Advertisement

BOOK REVIEW : The Michener Book That Almost Wasn’t : MY LOST MEXICO : The Making of a Novel by James A. Michener . State House Press: $24.95; 176 pages.(Signed limited edition, $125)

Share
SPECIAL TO THE TIMES

The premise of this short book is this: In 1959, after he had finished his blockbuster novel, “Hawaii,” James Michener, as he writes here in his first paragraph, “cast about to decide what subject I should tackle next.”

It would either be Scotland, which he decided against, or Mexico, which he went for.

The narrative here is about his research, his work on the novel and a chance remark in 1961 by Bennett Cerf, then editor of Random House--a few words of criticism that depressed Michener so much that he stopped working on the novel and bundled up the manuscript to send it off to the Library of Congress. But the manuscript got lost.

Michener took up the strands of the narrative 30 years later, after a relative found it stashed away in two cardboard boxes.

Advertisement

This book, perhaps more than the actual gigantic novel “Mexico,” will be invaluable to any aspiring or working writer. It should be read, if possible, in tandem with another just-published work: “Writing for Your Life,” by Deena Metzger.

Each volume shows, in vivid and interesting detail, how a certain kind of writer writes. The key comes in the verb Michener uses in his first sentence quoted above. Writers like Michener “cast out” like trout fishermen; their scale is vast. Writers like Metzger look in; their work is spiritual as well as aesthetic. Maybe our geniuses combine elements of both.

When Michener decided on Mexico for his theme, he and his wife began moseying and gallivanting; researching locations, taking pictures of people with great-looking faces, deciding that the structure of the novel would center on a three-day bullfighting festival.

(Michener never mentions Hemingway, not once, or the earlier impact of “The Sun Also Rises” or “Death in the Afternoon.” It’s as if the idea of bullfighting just came to this author, and maybe it did.)

Michener decides on the very beautiful city of Guanajuato as the location for the novel, except that he will name it Toledo. He spends time with people who raise bulls, he goes to endless fights, he makes sketches of the town, he addresses the odious practice of shaving the bulls’ horns. All this is wildly evocative if you are of a certain age.

In the late ‘50s and early ‘60s, the literary thing to do was to hit the bullfights, in Tijuana and far down into Mexico, and across the Atlantic, in Spain. What a perfect external metaphor for the writer’s art. Michener researched it. He “cast out” for it. He enlarged the scope of the novel from AD 500 to 1960. He was not small in his ambition.

Advertisement

But he took a wrong turn and put a Hollywood couple into his novel, a pair modeled on Tony Curtis and Janet Leigh. That’s when Bennett Cerf asked him what he wanted to do a dopey thing like that for.

Michener said adios to almost three years of work, boxed up the manuscript and managed to lose it for 30 years.

(There’s something very strange about this account.

The normally straightforward Michener talks of this in terms of silver strings, his precarious sense of himself. His identity as a writer was so squashed that he just couldn’t go on.
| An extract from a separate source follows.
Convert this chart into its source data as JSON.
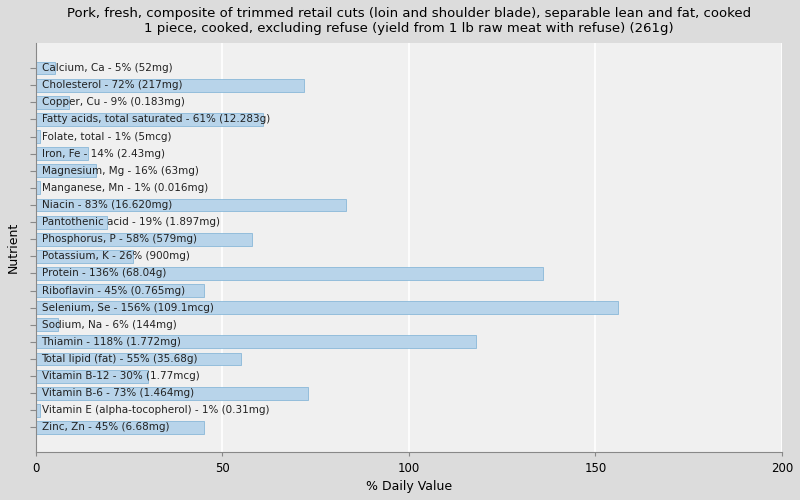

He alludes to the question of writer’s block.

He says he never has it, except in cases like “Mexico.” He says that he never reads reviews and never drinks or does drugs because a novelist has to keep his identity intact and be “forward-moving.”)

All this is invaluable in what it implies about writers and writing. Some are external and love to go jaunting around the world and keep pushing on their plots as if they were trucks stuck in muddy Mexican roads.
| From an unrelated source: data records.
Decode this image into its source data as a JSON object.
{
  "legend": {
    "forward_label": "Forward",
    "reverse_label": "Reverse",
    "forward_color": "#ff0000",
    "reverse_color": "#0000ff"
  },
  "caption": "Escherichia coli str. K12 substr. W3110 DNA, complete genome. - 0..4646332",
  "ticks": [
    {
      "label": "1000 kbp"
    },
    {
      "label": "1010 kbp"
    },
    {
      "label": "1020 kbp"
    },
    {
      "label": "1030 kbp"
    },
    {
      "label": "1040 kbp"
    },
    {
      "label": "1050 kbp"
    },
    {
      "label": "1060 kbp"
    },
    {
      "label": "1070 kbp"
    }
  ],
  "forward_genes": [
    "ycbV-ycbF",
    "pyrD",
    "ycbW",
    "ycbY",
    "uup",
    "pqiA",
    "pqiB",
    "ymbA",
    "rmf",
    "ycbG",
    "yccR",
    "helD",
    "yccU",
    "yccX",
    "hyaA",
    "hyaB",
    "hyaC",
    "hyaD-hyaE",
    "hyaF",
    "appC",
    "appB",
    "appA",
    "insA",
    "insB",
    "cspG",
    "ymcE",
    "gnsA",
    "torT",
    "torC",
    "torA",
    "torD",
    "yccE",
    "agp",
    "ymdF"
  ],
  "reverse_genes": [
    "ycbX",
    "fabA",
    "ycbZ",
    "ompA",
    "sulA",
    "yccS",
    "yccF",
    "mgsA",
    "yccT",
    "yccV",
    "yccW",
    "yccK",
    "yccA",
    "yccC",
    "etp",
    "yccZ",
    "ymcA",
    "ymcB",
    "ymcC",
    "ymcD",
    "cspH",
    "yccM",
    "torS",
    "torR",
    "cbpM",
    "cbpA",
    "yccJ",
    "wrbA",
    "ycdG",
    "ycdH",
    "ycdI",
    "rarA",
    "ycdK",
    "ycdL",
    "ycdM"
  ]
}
Other writers don’t care if they go anywhere. Their research, if they do any at all, consists of napping, drinking, sex, drugs and indolence. Both roads can lead to success, different as they are.

Advertisement

Michener is nothing if not chipper and matter-of-fact. He reminds the writer to always go into bookstores and say hello to the clerks. He reprints his scrabbly hand-written notes that hold up his plot; all the chronologies, all the names of his characters, he goes on forever about changing “Gomez” to “Lopez.”
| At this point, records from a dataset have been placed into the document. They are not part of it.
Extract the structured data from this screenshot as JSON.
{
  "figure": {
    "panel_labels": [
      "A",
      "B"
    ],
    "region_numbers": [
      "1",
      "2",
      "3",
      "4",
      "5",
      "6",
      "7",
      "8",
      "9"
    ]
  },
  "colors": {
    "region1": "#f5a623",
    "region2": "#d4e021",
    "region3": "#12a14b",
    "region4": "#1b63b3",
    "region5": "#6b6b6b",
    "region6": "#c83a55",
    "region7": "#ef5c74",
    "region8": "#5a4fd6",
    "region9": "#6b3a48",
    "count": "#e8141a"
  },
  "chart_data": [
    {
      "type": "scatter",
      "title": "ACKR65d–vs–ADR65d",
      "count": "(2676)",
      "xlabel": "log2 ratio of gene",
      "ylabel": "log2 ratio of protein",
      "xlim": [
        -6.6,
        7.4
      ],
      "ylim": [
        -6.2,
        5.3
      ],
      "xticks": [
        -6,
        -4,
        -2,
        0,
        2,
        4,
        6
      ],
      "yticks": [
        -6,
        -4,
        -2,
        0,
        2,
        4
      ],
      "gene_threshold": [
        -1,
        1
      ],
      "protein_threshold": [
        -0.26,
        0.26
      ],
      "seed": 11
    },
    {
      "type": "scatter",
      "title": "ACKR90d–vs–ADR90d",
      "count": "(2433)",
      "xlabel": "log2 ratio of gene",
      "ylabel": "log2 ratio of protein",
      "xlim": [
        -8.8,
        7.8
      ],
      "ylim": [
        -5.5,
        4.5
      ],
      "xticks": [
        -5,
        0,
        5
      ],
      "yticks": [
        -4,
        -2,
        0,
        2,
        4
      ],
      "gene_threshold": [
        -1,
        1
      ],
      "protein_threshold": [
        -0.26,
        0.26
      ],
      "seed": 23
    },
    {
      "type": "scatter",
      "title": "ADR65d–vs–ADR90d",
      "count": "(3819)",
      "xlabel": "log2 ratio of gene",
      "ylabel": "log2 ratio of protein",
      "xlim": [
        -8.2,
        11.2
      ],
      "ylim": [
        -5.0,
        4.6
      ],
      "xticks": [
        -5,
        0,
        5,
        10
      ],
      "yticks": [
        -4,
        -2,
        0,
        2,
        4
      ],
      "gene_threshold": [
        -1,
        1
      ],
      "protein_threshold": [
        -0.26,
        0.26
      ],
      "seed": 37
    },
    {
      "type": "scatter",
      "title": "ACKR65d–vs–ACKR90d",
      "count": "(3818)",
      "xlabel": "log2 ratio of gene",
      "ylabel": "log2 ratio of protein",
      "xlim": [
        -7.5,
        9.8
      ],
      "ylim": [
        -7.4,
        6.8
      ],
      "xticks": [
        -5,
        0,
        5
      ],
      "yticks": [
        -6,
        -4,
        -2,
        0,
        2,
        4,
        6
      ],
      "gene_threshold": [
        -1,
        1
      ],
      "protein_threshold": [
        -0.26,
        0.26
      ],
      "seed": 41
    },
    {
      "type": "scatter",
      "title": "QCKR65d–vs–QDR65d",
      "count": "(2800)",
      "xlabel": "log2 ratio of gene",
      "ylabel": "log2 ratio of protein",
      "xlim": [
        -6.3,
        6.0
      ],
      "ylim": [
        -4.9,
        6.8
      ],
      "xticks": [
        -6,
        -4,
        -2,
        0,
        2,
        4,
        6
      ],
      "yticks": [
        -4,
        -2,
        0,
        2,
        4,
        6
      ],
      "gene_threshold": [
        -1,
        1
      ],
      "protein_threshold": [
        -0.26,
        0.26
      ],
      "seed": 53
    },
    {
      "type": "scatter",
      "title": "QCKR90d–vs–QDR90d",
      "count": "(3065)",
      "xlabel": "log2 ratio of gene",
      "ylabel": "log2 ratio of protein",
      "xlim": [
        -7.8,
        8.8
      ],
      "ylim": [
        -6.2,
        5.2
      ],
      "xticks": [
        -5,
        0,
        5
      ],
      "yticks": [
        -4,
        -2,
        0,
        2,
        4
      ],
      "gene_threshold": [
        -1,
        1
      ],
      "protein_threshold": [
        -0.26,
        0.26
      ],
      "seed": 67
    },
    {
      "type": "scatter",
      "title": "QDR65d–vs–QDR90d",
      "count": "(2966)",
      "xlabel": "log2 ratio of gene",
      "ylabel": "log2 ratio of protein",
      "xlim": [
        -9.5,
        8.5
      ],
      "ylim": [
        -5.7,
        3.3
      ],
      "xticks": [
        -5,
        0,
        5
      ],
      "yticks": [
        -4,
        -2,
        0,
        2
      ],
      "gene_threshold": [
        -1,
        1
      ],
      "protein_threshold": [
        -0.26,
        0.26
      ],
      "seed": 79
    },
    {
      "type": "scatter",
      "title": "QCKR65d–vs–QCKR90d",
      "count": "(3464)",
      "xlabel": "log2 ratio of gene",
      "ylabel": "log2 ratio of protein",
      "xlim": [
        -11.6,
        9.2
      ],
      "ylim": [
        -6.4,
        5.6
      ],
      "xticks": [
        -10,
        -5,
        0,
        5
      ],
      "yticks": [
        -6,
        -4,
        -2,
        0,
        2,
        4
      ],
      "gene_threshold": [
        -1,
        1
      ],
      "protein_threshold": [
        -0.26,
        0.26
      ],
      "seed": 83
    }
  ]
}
With all his success, he’s as goofy and obsessive as any other writer.

But also, with all his success, he recounts chillingly that when--during a skirmish with Random House--he tried to move to other publishers, three separate outfits turned him down.

“The beginner can take comfort from my experience,” he reminds us sardonically. “When he was 85, Jim Michener could not give away his manuscripts. They said he was too old, too out-of-date. But they became bestsellers in languages all over the globe.”

Marvelous, really! The madly successful, madly normal James Michener sounds as touchy, irritable and insecure as the most obscure and crabby avant-garde poet.

Maybe that’s the real lesson here. Inward-looking or outward-looking, succeeding or failing, all writers are alike as they pursue what Stephen Spender once called, without irony, the “sacred, cloaked profession” of the writer.